On the wrong tack…
‘A tack as a part of the tacking maneuver; in which a sailing boat turns its bow through the wind’ (wikipedia)
It must be evident to any who read this blog that I have a predilection for life by the sea. That I love the ocean, being in it, on it or under it.
I was reared close by the sea and I was on boats before I could even walk. So it stands to reason that I’m going to have the odd nautical reference in my writing. Oddly The Stumpwork Robe, my first novel, has not a single reference to the sea; except when Adelina is held prisoner in Mevagavinney in Eirie and stares out from her window toward the seawall.
However in The Last Stitch, Phelim sails in a ocean storm and punts through the fens and Lhiannon paddles a curious skin-covered vessel over the ocean.

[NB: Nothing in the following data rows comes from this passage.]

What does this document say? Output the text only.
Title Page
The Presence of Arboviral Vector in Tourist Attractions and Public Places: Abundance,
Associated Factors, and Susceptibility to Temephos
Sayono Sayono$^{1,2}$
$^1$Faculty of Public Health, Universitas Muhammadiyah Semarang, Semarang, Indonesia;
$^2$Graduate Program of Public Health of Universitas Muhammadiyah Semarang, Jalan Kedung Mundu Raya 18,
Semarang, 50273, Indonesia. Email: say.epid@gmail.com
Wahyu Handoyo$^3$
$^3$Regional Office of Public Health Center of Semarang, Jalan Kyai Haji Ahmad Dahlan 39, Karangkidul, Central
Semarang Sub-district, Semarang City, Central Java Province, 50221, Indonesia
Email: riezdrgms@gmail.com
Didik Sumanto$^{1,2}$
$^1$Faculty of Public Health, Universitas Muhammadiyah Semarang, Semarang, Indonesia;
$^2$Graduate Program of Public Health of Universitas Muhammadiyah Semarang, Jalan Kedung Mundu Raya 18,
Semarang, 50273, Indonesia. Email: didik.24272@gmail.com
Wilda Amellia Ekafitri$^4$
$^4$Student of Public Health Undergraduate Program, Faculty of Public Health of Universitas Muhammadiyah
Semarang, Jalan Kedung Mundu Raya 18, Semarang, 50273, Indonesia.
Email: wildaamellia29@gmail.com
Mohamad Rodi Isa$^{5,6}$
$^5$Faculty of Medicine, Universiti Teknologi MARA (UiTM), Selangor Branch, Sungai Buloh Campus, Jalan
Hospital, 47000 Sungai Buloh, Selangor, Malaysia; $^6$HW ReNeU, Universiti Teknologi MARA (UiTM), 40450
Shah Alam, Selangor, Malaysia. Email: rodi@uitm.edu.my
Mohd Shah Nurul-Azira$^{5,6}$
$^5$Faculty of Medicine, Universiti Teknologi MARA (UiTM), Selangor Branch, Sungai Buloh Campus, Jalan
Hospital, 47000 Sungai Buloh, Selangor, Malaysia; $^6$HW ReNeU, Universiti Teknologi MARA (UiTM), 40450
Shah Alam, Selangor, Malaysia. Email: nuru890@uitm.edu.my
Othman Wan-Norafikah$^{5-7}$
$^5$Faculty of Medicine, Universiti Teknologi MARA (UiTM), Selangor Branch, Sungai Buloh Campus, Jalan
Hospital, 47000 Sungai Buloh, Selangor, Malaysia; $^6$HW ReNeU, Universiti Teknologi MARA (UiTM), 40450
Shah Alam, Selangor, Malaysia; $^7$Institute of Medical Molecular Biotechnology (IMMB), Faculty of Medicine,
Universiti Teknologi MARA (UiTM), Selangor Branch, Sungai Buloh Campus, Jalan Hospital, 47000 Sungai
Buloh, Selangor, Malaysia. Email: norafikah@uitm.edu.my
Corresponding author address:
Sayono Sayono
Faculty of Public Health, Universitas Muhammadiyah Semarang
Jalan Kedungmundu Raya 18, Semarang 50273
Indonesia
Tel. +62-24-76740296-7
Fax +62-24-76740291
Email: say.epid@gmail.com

In Glass Flowers, Finnian and Lalita journey in a gondola and a barge. But in Shifu Cloth, so far there is nothing written about vessels and the sea… yet!
And in Gisborne?
Well, this is where I came unstuck. Gisborne… the novel would be tagged as historical fantasy and historical romance for Amazon Kindle. The word historical requires a certain diligence in research. Guy and Ysabel are in the process of sailing from Calais to the English coast and I needed to know what sort of vessel they would be sailing on in the twelfth century. I had thought it would be a cog and began to research the vessel, coming across a wonderfully informative site on the net. I asked questions and found that the cog was not correct. In addition, I had Ysabel in a covered hold which was also incorrect. Not only that, I have since been told by the specialist on the site that if the timbers were creaking, he himself would jump overboard as the vessel would be in dire straits. To a point I disagree on that one with him, purely from my own experience. But it would seem my memories of sensations on vessels on the ocean are just that… memories. And apparently not at all technically correct.

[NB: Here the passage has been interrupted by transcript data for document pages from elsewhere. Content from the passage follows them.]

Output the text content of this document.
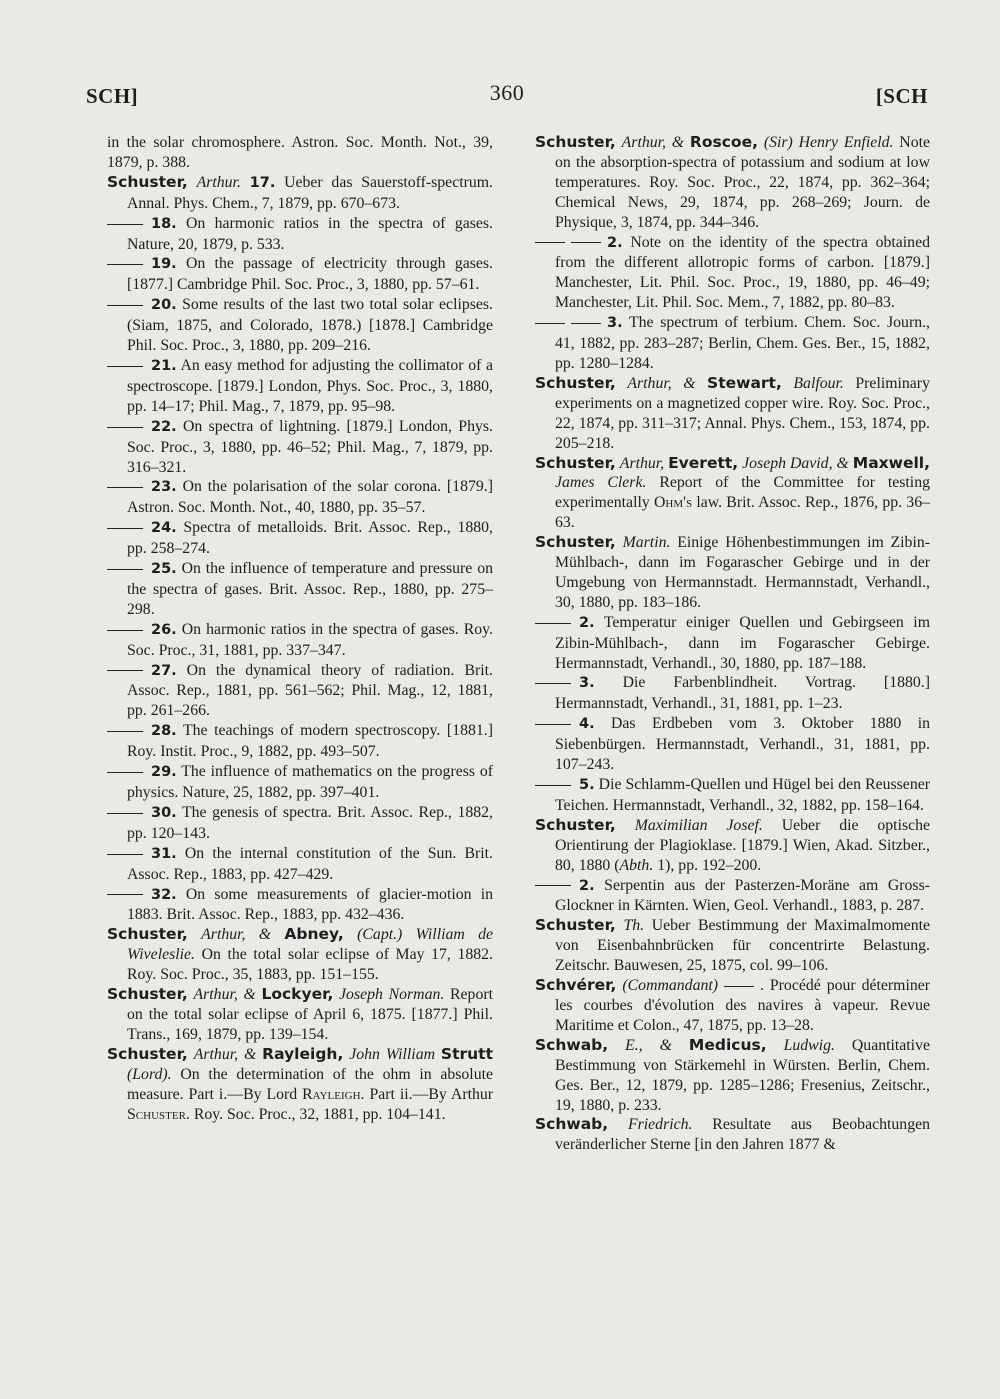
SCH]	360	[SCH

in the solar chromosphere. Astron. Soc. Month. Not., 39, 1879, p. 388.

Schuster, Arthur. 17. Ueber das Sauerstoff-spectrum. Annal. Phys. Chem., 7, 1879, pp. 670–673.

18. On harmonic ratios in the spectra of gases. Nature, 20, 1879, p. 533.

19. On the passage of electricity through gases. [1877.] Cambridge Phil. Soc. Proc., 3, 1880, pp. 57–61.

20. Some results of the last two total solar eclipses. (Siam, 1875, and Colorado, 1878.) [1878.] Cambridge Phil. Soc. Proc., 3, 1880, pp. 209–216.

21. An easy method for adjusting the collimator of a spectroscope. [1879.] London, Phys. Soc. Proc., 3, 1880, pp. 14–17; Phil. Mag., 7, 1879, pp. 95–98.

22. On spectra of lightning. [1879.] London, Phys. Soc. Proc., 3, 1880, pp. 46–52; Phil. Mag., 7, 1879, pp. 316–321.

23. On the polarisation of the solar corona. [1879.] Astron. Soc. Month. Not., 40, 1880, pp. 35–57.

24. Spectra of metalloids. Brit. Assoc. Rep., 1880, pp. 258–274.

25. On the influence of temperature and pressure on the spectra of gases. Brit. Assoc. Rep., 1880, pp. 275–298.

26. On harmonic ratios in the spectra of gases. Roy. Soc. Proc., 31, 1881, pp. 337–347.

27. On the dynamical theory of radiation. Brit. Assoc. Rep., 1881, pp. 561–562; Phil. Mag., 12, 1881, pp. 261–266.

28. The teachings of modern spectroscopy. [1881.] Roy. Instit. Proc., 9, 1882, pp. 493–507.

29. The influence of mathematics on the progress of physics. Nature, 25, 1882, pp. 397–401.

30. The genesis of spectra. Brit. Assoc. Rep., 1882, pp. 120–143.

31. On the internal constitution of the Sun. Brit. Assoc. Rep., 1883, pp. 427–429.

32. On some measurements of glacier-motion in 1883. Brit. Assoc. Rep., 1883, pp. 432–436.

Schuster, Arthur, & Abney, (Capt.) William de Wiveleslie. On the total solar eclipse of May 17, 1882. Roy. Soc. Proc., 35, 1883, pp. 151–155.

Schuster, Arthur, & Lockyer, Joseph Norman. Report on the total solar eclipse of April 6, 1875. [1877.] Phil. Trans., 169, 1879, pp. 139–154.

Schuster, Arthur, & Rayleigh, John William Strutt (Lord). On the determination of the ohm in absolute measure. Part i.—By Lord Rayleigh. Part ii.—By Arthur Schuster. Roy. Soc. Proc., 32, 1881, pp. 104–141.

Schuster, Arthur, & Roscoe, (Sir) Henry Enfield. Note on the absorption-spectra of potassium and sodium at low temperatures. Roy. Soc. Proc., 22, 1874, pp. 362–364; Chemical News, 29, 1874, pp. 268–269; Journ. de Physique, 3, 1874, pp. 344–346.

2. Note on the identity of the spectra obtained from the different allotropic forms of carbon. [1879.] Manchester, Lit. Phil. Soc. Proc., 19, 1880, pp. 46–49; Manchester, Lit. Phil. Soc. Mem., 7, 1882, pp. 80–83.

3. The spectrum of terbium. Chem. Soc. Journ., 41, 1882, pp. 283–287; Berlin, Chem. Ges. Ber., 15, 1882, pp. 1280–1284.

Schuster, Arthur, & Stewart, Balfour. Preliminary experiments on a magnetized copper wire. Roy. Soc. Proc., 22, 1874, pp. 311–317; Annal. Phys. Chem., 153, 1874, pp. 205–218.

Schuster, Arthur, Everett, Joseph David, & Maxwell, James Clerk. Report of the Committee for testing experimentally Ohm's law. Brit. Assoc. Rep., 1876, pp. 36–63.

Schuster, Martin. Einige Höhenbestimmungen im Zibin-Mühlbach-, dann im Fogarascher Gebirge und in der Umgebung von Hermannstadt. Hermannstadt, Verhandl., 30, 1880, pp. 183–186.

2. Temperatur einiger Quellen und Gebirgseen im Zibin-Mühlbach-, dann im Fogarascher Gebirge. Hermannstadt, Verhandl., 30, 1880, pp. 187–188.

3. Die Farbenblindheit. Vortrag. [1880.] Hermannstadt, Verhandl., 31, 1881, pp. 1–23.

4. Das Erdbeben vom 3. Oktober 1880 in Siebenbürgen. Hermannstadt, Verhandl., 31, 1881, pp. 107–243.

5. Die Schlamm-Quellen und Hügel bei den Reussener Teichen. Hermannstadt, Verhandl., 32, 1882, pp. 158–164.

Schuster, Maximilian Josef. Ueber die optische Orientirung der Plagioklase. [1879.] Wien, Akad. Sitzber., 80, 1880 (Abth. 1), pp. 192–200.

2. Serpentin aus der Pasterzen-Moräne am Gross-Glockner in Kärnten. Wien, Geol. Verhandl., 1883, p. 287.

Schuster, Th. Ueber Bestimmung der Maximalmomente von Eisenbahnbrücken für concentrirte Belastung. Zeitschr. Bauwesen, 25, 1875, col. 99–106.

Schvérer, (Commandant)	. Procédé pour déterminer les courbes d'évolution des navires à vapeur. Revue Maritime et Colon., 47, 1875, pp. 13–28.

Schwab, E., & Medicus, Ludwig. Quantitative Bestimmung von Stärkemehl in Würsten. Berlin, Chem. Ges. Ber., 12, 1879, pp. 1285–1286; Fresenius, Zeitschr., 19, 1880, p. 233.

Schwab, Friedrich. Resultate aus Beobachtungen veränderlicher Sterne [in den Jahren 1877 &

Not long ago, I read a blog on historical accuracy, (a reference I have unfortunately lost as I changed over computers) and the blessing in the content of the interview was that a little information is enough. But it must be correct.
Which is why I have been very open and honest from the very beginning in saying that Gisborne is as yet unresearched and unedited and is just a first (rough) draft. I need to know if lemons were available to noble houses in the twelfth century, if soap was perfumed. I need to know about clothes, saddlery, land ownership, religious ideology, the Crusades, mercenary armies. And a hundred other things.

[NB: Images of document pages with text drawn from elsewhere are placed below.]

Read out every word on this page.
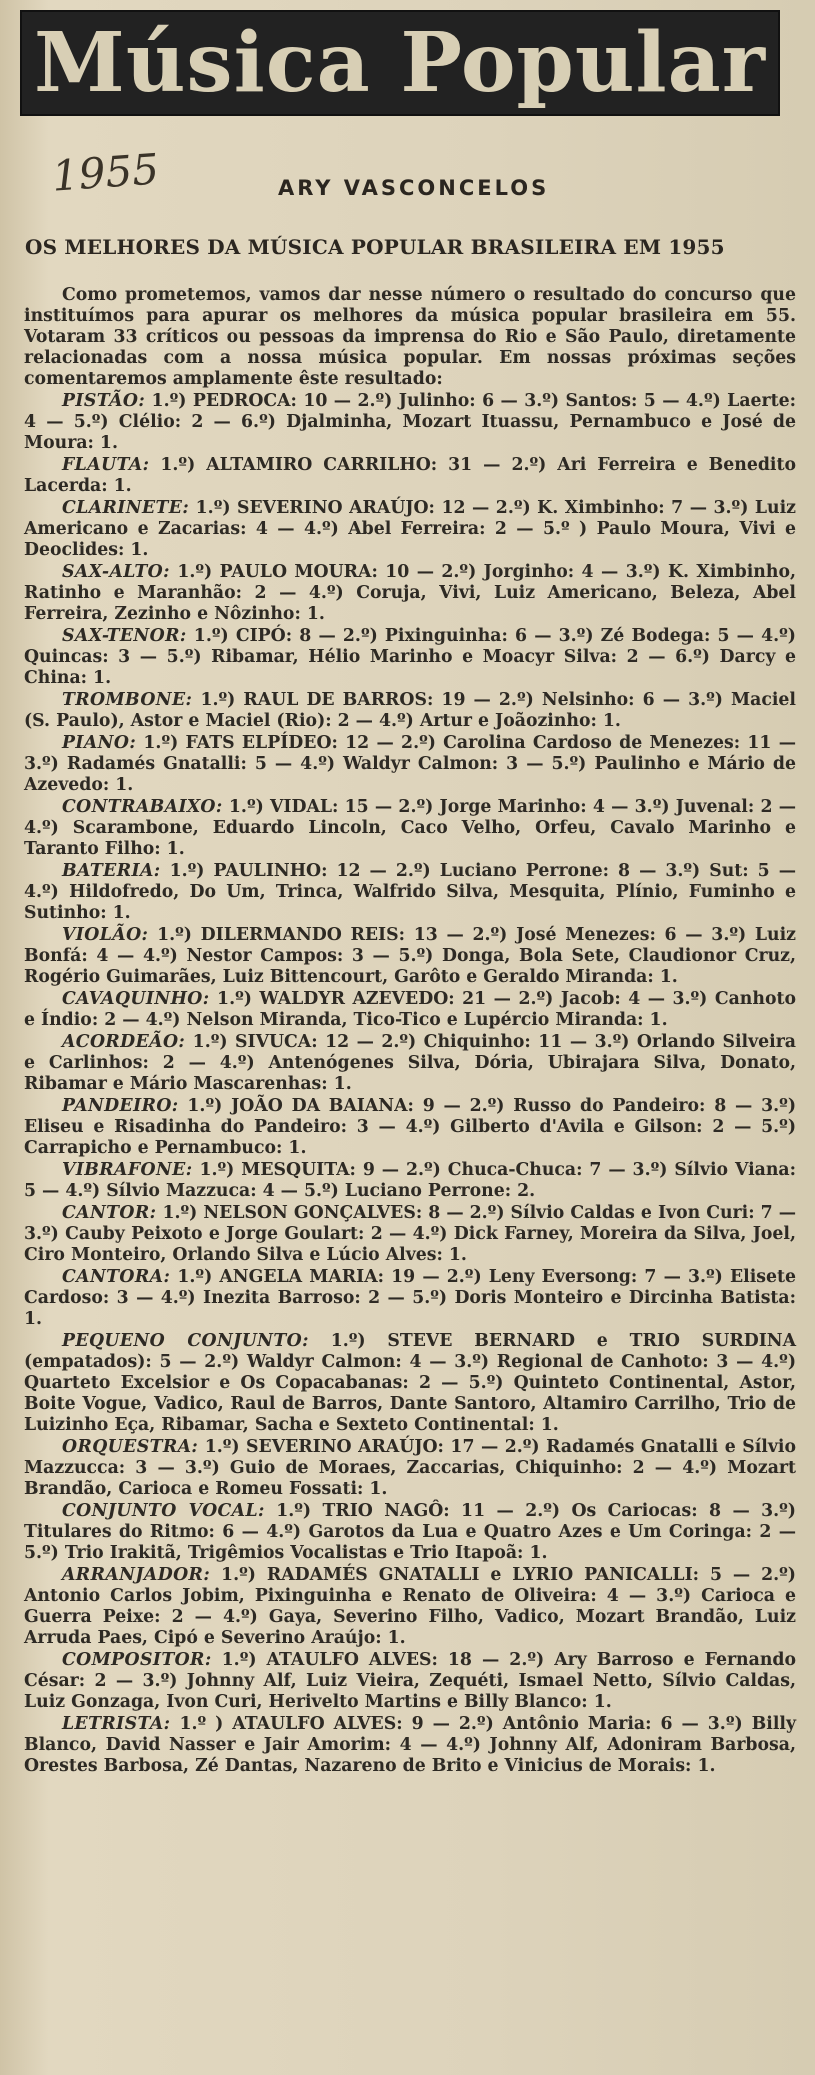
Música Popular
1955	ARY VASCONCELOS
OS MELHORES DA MÚSICA POPULAR BRASILEIRA EM 1955

Como prometemos, vamos dar nesse número o resultado do concurso que instituímos para apurar os melhores da música popular brasileira em 55. Votaram 33 críticos ou pessoas da imprensa do Rio e São Paulo, diretamente relacionadas com a nossa música popular. Em nossas próximas seções comentaremos amplamente êste resultado:

PISTÃO: 1.º) PEDROCA: 10 — 2.º) Julinho: 6 — 3.º) Santos: 5 — 4.º) Laerte: 4 — 5.º) Clélio: 2 — 6.º) Djalminha, Mozart Ituassu, Pernambuco e José de Moura: 1.

FLAUTA: 1.º) ALTAMIRO CARRILHO: 31 — 2.º) Ari Ferreira e Benedito Lacerda: 1.

CLARINETE: 1.º) SEVERINO ARAÚJO: 12 — 2.º) K. Ximbinho: 7 — 3.º) Luiz Americano e Zacarias: 4 — 4.º) Abel Ferreira: 2 — 5.º ) Paulo Moura, Vivi e Deoclides: 1.

SAX-ALTO: 1.º) PAULO MOURA: 10 — 2.º) Jorginho: 4 — 3.º) K. Ximbinho, Ratinho e Maranhão: 2 — 4.º) Coruja, Vivi, Luiz Americano, Beleza, Abel Ferreira, Zezinho e Nôzinho: 1.

SAX-TENOR: 1.º) CIPÓ: 8 — 2.º) Pixinguinha: 6 — 3.º) Zé Bodega: 5 — 4.º) Quincas: 3 — 5.º) Ribamar, Hélio Marinho e Moacyr Silva: 2 — 6.º) Darcy e China: 1.

TROMBONE: 1.º) RAUL DE BARROS: 19 — 2.º) Nelsinho: 6 — 3.º) Maciel (S. Paulo), Astor e Maciel (Rio): 2 — 4.º) Artur e Joãozinho: 1.

PIANO: 1.º) FATS ELPÍDEO: 12 — 2.º) Carolina Cardoso de Menezes: 11 — 3.º) Radamés Gnatalli: 5 — 4.º) Waldyr Calmon: 3 — 5.º) Paulinho e Mário de Azevedo: 1.

CONTRABAIXO: 1.º) VIDAL: 15 — 2.º) Jorge Marinho: 4 — 3.º) Juvenal: 2 — 4.º) Scarambone, Eduardo Lincoln, Caco Velho, Orfeu, Cavalo Marinho e Taranto Filho: 1.

BATERIA: 1.º) PAULINHO: 12 — 2.º) Luciano Perrone: 8 — 3.º) Sut: 5 — 4.º) Hildofredo, Do Um, Trinca, Walfrido Silva, Mesquita, Plínio, Fuminho e Sutinho: 1.

VIOLÃO: 1.º) DILERMANDO REIS: 13 — 2.º) José Menezes: 6 — 3.º) Luiz Bonfá: 4 — 4.º) Nestor Campos: 3 — 5.º) Donga, Bola Sete, Claudionor Cruz, Rogério Guimarães, Luiz Bittencourt, Garôto e Geraldo Miranda: 1.

CAVAQUINHO: 1.º) WALDYR AZEVEDO: 21 — 2.º) Jacob: 4 — 3.º) Canhoto e Índio: 2 — 4.º) Nelson Miranda, Tico-Tico e Lupércio Miranda: 1.

ACORDEÃO: 1.º) SIVUCA: 12 — 2.º) Chiquinho: 11 — 3.º) Orlando Silveira e Carlinhos: 2 — 4.º) Antenógenes Silva, Dória, Ubirajara Silva, Donato, Ribamar e Mário Mascarenhas: 1.

PANDEIRO: 1.º) JOÃO DA BAIANA: 9 — 2.º) Russo do Pandeiro: 8 — 3.º) Eliseu e Risadinha do Pandeiro: 3 — 4.º) Gilberto d'Avila e Gilson: 2 — 5.º) Carrapicho e Pernambuco: 1.

VIBRAFONE: 1.º) MESQUITA: 9 — 2.º) Chuca-Chuca: 7 — 3.º) Sílvio Viana: 5 — 4.º) Sílvio Mazzuca: 4 — 5.º) Luciano Perrone: 2.

CANTOR: 1.º) NELSON GONÇALVES: 8 — 2.º) Sílvio Caldas e Ivon Curi: 7 — 3.º) Cauby Peixoto e Jorge Goulart: 2 — 4.º) Dick Farney, Moreira da Silva, Joel, Ciro Monteiro, Orlando Silva e Lúcio Alves: 1.

CANTORA: 1.º) ANGELA MARIA: 19 — 2.º) Leny Eversong: 7 — 3.º) Elisete Cardoso: 3 — 4.º) Inezita Barroso: 2 — 5.º) Doris Monteiro e Dircinha Batista: 1.

PEQUENO CONJUNTO: 1.º) STEVE BERNARD e TRIO SURDINA (empatados): 5 — 2.º) Waldyr Calmon: 4 — 3.º) Regional de Canhoto: 3 — 4.º) Quarteto Excelsior e Os Copacabanas: 2 — 5.º) Quinteto Continental, Astor, Boite Vogue, Vadico, Raul de Barros, Dante Santoro, Altamiro Carrilho, Trio de Luizinho Eça, Ribamar, Sacha e Sexteto Continental: 1.

ORQUESTRA: 1.º) SEVERINO ARAÚJO: 17 — 2.º) Radamés Gnatalli e Sílvio Mazzucca: 3 — 3.º) Guio de Moraes, Zaccarias, Chiquinho: 2 — 4.º) Mozart Brandão, Carioca e Romeu Fossati: 1.

CONJUNTO VOCAL: 1.º) TRIO NAGÔ: 11 — 2.º) Os Cariocas: 8 — 3.º) Titulares do Ritmo: 6 — 4.º) Garotos da Lua e Quatro Azes e Um Coringa: 2 — 5.º) Trio Irakitã, Trigêmios Vocalistas e Trio Itapoã: 1.

ARRANJADOR: 1.º) RADAMÉS GNATALLI e LYRIO PANICALLI: 5 — 2.º) Antonio Carlos Jobim, Pixinguinha e Renato de Oliveira: 4 — 3.º) Carioca e Guerra Peixe: 2 — 4.º) Gaya, Severino Filho, Vadico, Mozart Brandão, Luiz Arruda Paes, Cipó e Severino Araújo: 1.

COMPOSITOR: 1.º) ATAULFO ALVES: 18 — 2.º) Ary Barroso e Fernando César: 2 — 3.º) Johnny Alf, Luiz Vieira, Zequéti, Ismael Netto, Sílvio Caldas, Luiz Gonzaga, Ivon Curi, Herivelto Martins e Billy Blanco: 1.

LETRISTA: 1.º ) ATAULFO ALVES: 9 — 2.º) Antônio Maria: 6 — 3.º) Billy Blanco, David Nasser e Jair Amorim: 4 — 4.º) Johnny Alf, Adoniram Barbosa, Orestes Barbosa, Zé Dantas, Nazareno de Brito e Vinicius de Morais: 1.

Right now, Guy and Ysabel have left the Marolingian and I can leave my limited twelfth century nautical knowledge behind. Instead, I must move on to the technical detail of a noblewoman’s bath and toilette in the twefth century.
Ah… it never ends.
PS: I wrote this blog in pencil in my little red notebook whilst I was on the beach in between swims.
When I got home,a song called Knee Deep by the Zac Brown Band was playing on the radio and I thought how apt, given I was wondering when the tide would touch my toes and that I live in the closest thing to Paradise this side of Heaven. Whilst it’s not the Bahamas, its pretty damned good!